After examining these documents, the Prosecutor decided to bring to the Courts only two of these dozens persons accused by the neo-Nazis: Savas Mikhail and the former Dean of the Polytechnic School, Constantinos Moutzouris, who was accused of having permitted Indymedia, an alternative social media, to use the facilities of the School for its emissions. As for Savas Mikhail, he was accused of “defamation” toward the neo-Nazis, because he denounced them as criminals; of “incitation to violence”, because he called to fight fascism; and “attempt against civil peace” for having called, in a pamphlet, to demonstrate against Chryssi Avghi. Meanwhile, the Greek neo-Nazis unleashed a brutal anti-Semitic campaign against Savas Mikhail, denouncing him in their media as “an agent of the Jewish world conspiracy against the Greek Nation, aiming to provoke a civil war and establish a Judeo-Bolshevik regime”. It gives a sinister feeling of déjà-vu.
This affair has of course raised numerous protests in Greece and Europe, but nevertheless the trial will take place, and the date will be September 3, 2013. It is an important issue: beyond the accused persons, it will be decided if it is still possible in Greece, in the future, to freely express antifascist ideas. The whole affair illustrates not only the extraordinary arrogance of the so-called “Golden Dawn”, but also the more and more obvious complicity of the present Greek government, presided by Mr Antonis Samaras, with the Greek fascists. Several of the Ministers in this increasingly authoritarian and repressive government come from the Far Right: the “adviser of the Minister” for Immigration, Kostoulas, is the author of a negationist book glorifying the Third Reich; the ruling party’s (so-called “New Democracy”) parliamentary group’s spokesperson at the Parliament, Makis Voridis, is a former leader of the “Nationalist Youth Movement” promoted by the dictatorship of Colonel Papadopoulos (1967-1974). The recent decision of Antonis Samaras to pure and simply close ERT, the Greek public television, and throw out all its employees–a decision which provoked a governmental crisis, with the departure of the moderate Democratic Left Party–was warmly supported by Chryssi Avghi.
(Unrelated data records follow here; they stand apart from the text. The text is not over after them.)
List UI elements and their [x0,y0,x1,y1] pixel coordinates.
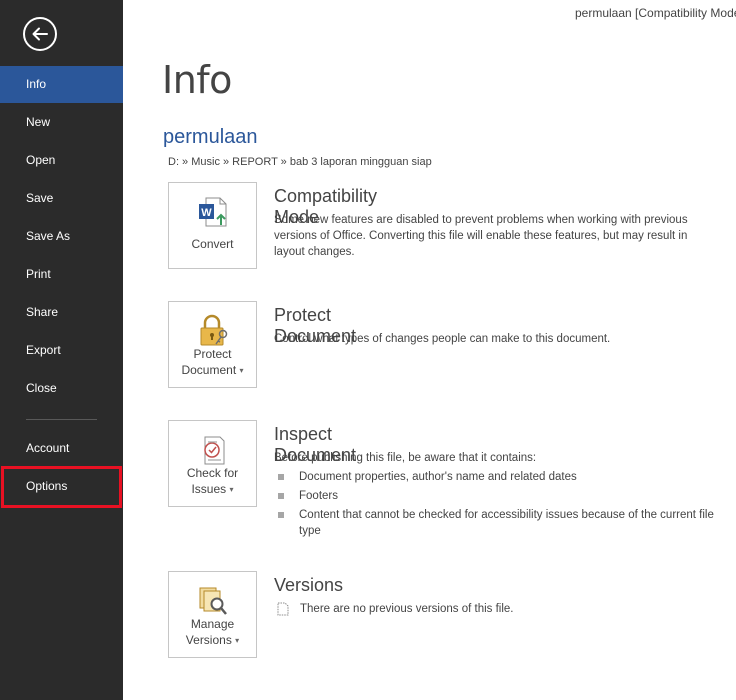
sidebar-item-new[interactable]: New [0,104,123,141]
check-button-line1: Check for [186,466,239,480]
list-item-text: Content that cannot be checked for acces… [299,509,714,537]
protect-button-line2-text: Document [181,363,237,377]
manage-versions-icon [199,587,227,615]
sidebar-item-account[interactable]: Account [0,430,123,467]
document-name: permulaan [163,126,258,148]
svg-text:W: W [201,207,212,219]
list-item-text: Footers [299,490,338,502]
versions-button-line2-text: Versions [185,633,232,647]
protect-button-line2: Document ▾ [169,362,256,379]
sidebar-item-save-as[interactable]: Save As [0,218,123,255]
protect-button-line1: Protect [193,347,232,361]
document-icon [277,602,289,616]
list-item: Footers [274,488,714,504]
convert-document-icon: W [199,197,227,227]
dropdown-caret-icon: ▾ [239,365,244,375]
sidebar-item-export[interactable]: Export [0,332,123,369]
sidebar-item-info[interactable]: Info [0,66,123,103]
protect-document-description: Control what types of changes people can… [274,333,611,345]
sidebar-item-options[interactable]: Options [0,468,123,505]
inspect-bullet-list: Document properties, author's name and r… [274,469,714,542]
versions-button-line1: Manage [190,617,235,631]
list-item: Document properties, author's name and r… [274,469,714,485]
check-for-issues-button[interactable]: Check for Issues ▾ [168,420,257,507]
inspect-document-description: Before publishing this file, be aware th… [274,452,537,464]
dropdown-caret-icon: ▾ [235,635,240,645]
dropdown-caret-icon: ▾ [229,484,234,494]
backstage-sidebar: Info New Open Save Save As Print Share E… [0,0,123,700]
list-item-text: Document properties, author's name and r… [299,471,577,483]
page-title: Info [162,58,232,102]
convert-button[interactable]: W Convert [168,182,257,269]
sidebar-item-save[interactable]: Save [0,180,123,217]
check-button-line2-text: Issues [191,482,227,496]
sidebar-item-share[interactable]: Share [0,294,123,331]
document-path: D: » Music » REPORT » bab 3 laporan ming… [168,156,432,168]
protect-document-button[interactable]: Protect Document ▾ [168,301,257,388]
versions-title: Versions [274,575,344,595]
word-backstage-window: permulaan [Compatibility Mode] Info New … [0,0,736,700]
versions-button-line2: Versions ▾ [169,632,256,649]
bullet-square-icon [278,474,284,480]
checklist-icon [204,436,225,465]
back-arrow-icon [32,27,48,41]
bullet-square-icon [278,493,284,499]
bullet-square-icon [278,512,284,518]
sidebar-item-close[interactable]: Close [0,370,123,407]
convert-button-label: Convert [191,237,234,251]
window-title: permulaan [Compatibility Mode] [575,6,736,20]
compatibility-mode-description: Some new features are disabled to preven… [274,214,688,258]
sidebar-item-open[interactable]: Open [0,142,123,179]
back-button[interactable] [23,17,57,51]
manage-versions-button[interactable]: Manage Versions ▾ [168,571,257,658]
sidebar-divider [26,419,97,420]
list-item: Content that cannot be checked for acces… [274,507,714,539]
lock-key-icon [200,314,228,346]
sidebar-item-print[interactable]: Print [0,256,123,293]
versions-status-row: There are no previous versions of this f… [274,601,714,619]
versions-description: There are no previous versions of this f… [300,603,514,615]
check-button-line2: Issues ▾ [169,481,256,498]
We will know, on September 3, if anti-Semitism has become the law in Greece or if a minimum of democratic guarantees still exist.
August 22, 2013
(*) Michael Löwy (Sao Paulo, Brazil, 1938) is a French-Brazilian Marxist sociologist and philosopher. He is emeritus research director in social sciences at the CNRS (French National Center of Scientific Research) and lectures at the Ecole des Hautes Etudes en Sciences Sociales (EHESS; Paris, France). Author of books on Karl Marx, Che Guevara, Liberation Theology, György Lukács, Walter Benjamin, Lucien Goldmann and Franz Kafka, he received the Silver Medal of the CNRS in 1994.